The Energy Department’s Office of Environmental Management (EM) could be just days from awarding a new contract for legacy nuclear cleanup operations at the Los Alamos National Laboratory in New Mexico.
A major procurements update from EM, dated Aug. 11, says the contract was due to be issued from June to August of this year. The Environmental Management office did not say last week whether it anticipated meeting that schedule.
One industry source said Fluor and CH2M are believed to have bid on the contract, but could not say whether the companies might be teaming with other firms. The source did not know what other companies might also be seeking the contract.
Fluor did not respond to a request for comment regarding a potential bid on cleanup at the nuclear-weapon lab, while CH2M declined to comment. Both companies sent representatives to a pre-solicitation conference on the contract in June 2016, along with an October 2016 site tour. Many of the major contractors in the DOE cleanup complex were also represented, including AREVA, CB&I, Atkins, Stoller Newport News Nuclear, and BWX Technologies.

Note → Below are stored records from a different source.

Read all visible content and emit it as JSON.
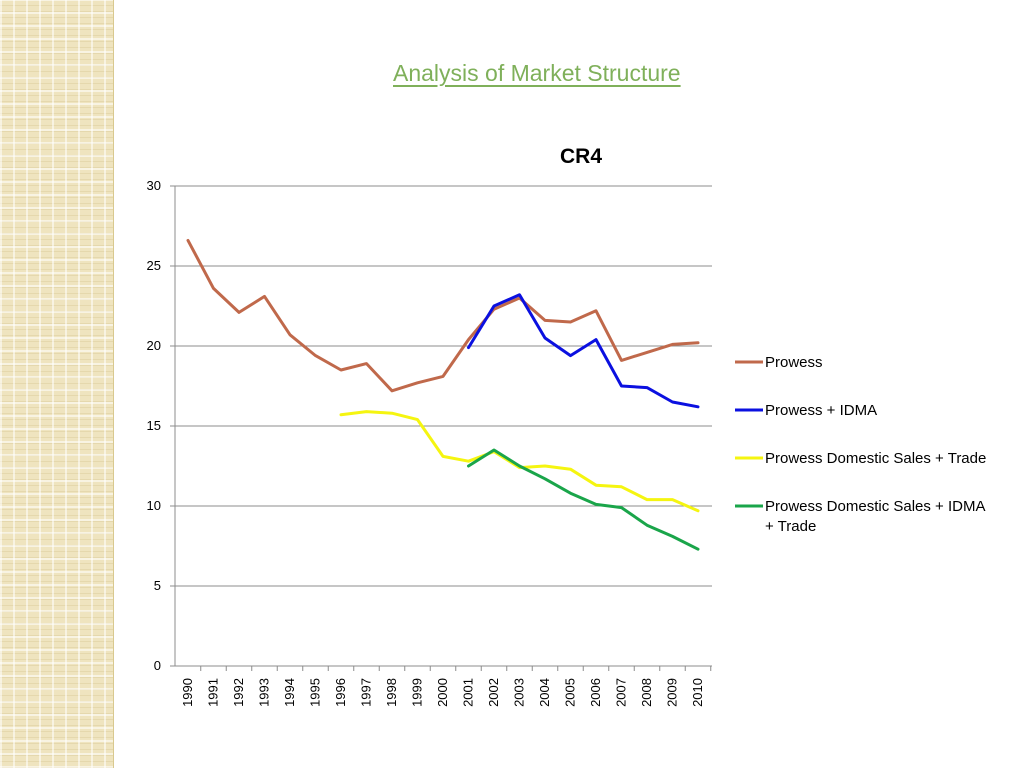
{
  "slide": {
    "title": "Analysis of Market Structure"
  },
  "chart_data": {
    "type": "line",
    "title": "CR4",
    "xlabel": "",
    "ylabel": "",
    "ylim": [
      0,
      30
    ],
    "yticks": [
      0,
      5,
      10,
      15,
      20,
      25,
      30
    ],
    "grid": "horizontal",
    "legend_position": "right",
    "x": [
      "1990",
      "1991",
      "1992",
      "1993",
      "1994",
      "1995",
      "1996",
      "1997",
      "1998",
      "1999",
      "2000",
      "2001",
      "2002",
      "2003",
      "2004",
      "2005",
      "2006",
      "2007",
      "2008",
      "2009",
      "2010"
    ],
    "series": [
      {
        "name": "Prowess",
        "color": "#c0694b",
        "values": [
          26.6,
          23.6,
          22.1,
          23.1,
          20.7,
          19.4,
          18.5,
          18.9,
          17.2,
          17.7,
          18.1,
          20.4,
          22.3,
          23.0,
          21.6,
          21.5,
          22.2,
          19.1,
          19.6,
          20.1,
          20.2
        ]
      },
      {
        "name": "Prowess + IDMA",
        "color": "#0b10e0",
        "values": [
          null,
          null,
          null,
          null,
          null,
          null,
          null,
          null,
          null,
          null,
          null,
          19.9,
          22.5,
          23.2,
          20.5,
          19.4,
          20.4,
          17.5,
          17.4,
          16.5,
          16.2
        ]
      },
      {
        "name": "Prowess Domestic Sales + Trade",
        "color": "#f5f510",
        "values": [
          null,
          null,
          null,
          null,
          null,
          null,
          15.7,
          15.9,
          15.8,
          15.4,
          13.1,
          12.8,
          13.4,
          12.4,
          12.5,
          12.3,
          11.3,
          11.2,
          10.4,
          10.4,
          9.7
        ]
      },
      {
        "name": "Prowess Domestic Sales + IDMA + Trade",
        "color": "#1aa54a",
        "values": [
          null,
          null,
          null,
          null,
          null,
          null,
          null,
          null,
          null,
          null,
          null,
          12.5,
          13.5,
          12.5,
          11.7,
          10.8,
          10.1,
          9.9,
          8.8,
          8.1,
          7.3
        ]
      }
    ]
  }
}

Lab management and operations prime Los Alamos National Security currently handles legacy cleanup under a bridge contract that expires on Sept. 30. It appears unlikely the contractor – a partnership of Bechtel National, BWX Technologies, AECOM, and the University of California – would secure the follow-on contract after a February 2014 radiation release at DOE’s Waste Isolation Pilot Plant near Carlsbad, N.M., was connected to a container of waste shipped from Los Alamos.
The new contract is expected to have a performance term of up to 10 years, covering management of waste produced at the lab from 1970 to 1998 – DOE’s semiautonomous National Nuclear Security Administration, which oversees LANL, is responsible for waste produced after 1998. Operations under the new EM contract include remediation of contaminated facilities at the laboratory; collection and preparation of legacy mixed-low level radioactive waste and transuranic waste for transport to permanent storage; and decontamination, decommissioning, and demolition of “facilities that impede the timely execution of environmental restoration activities.”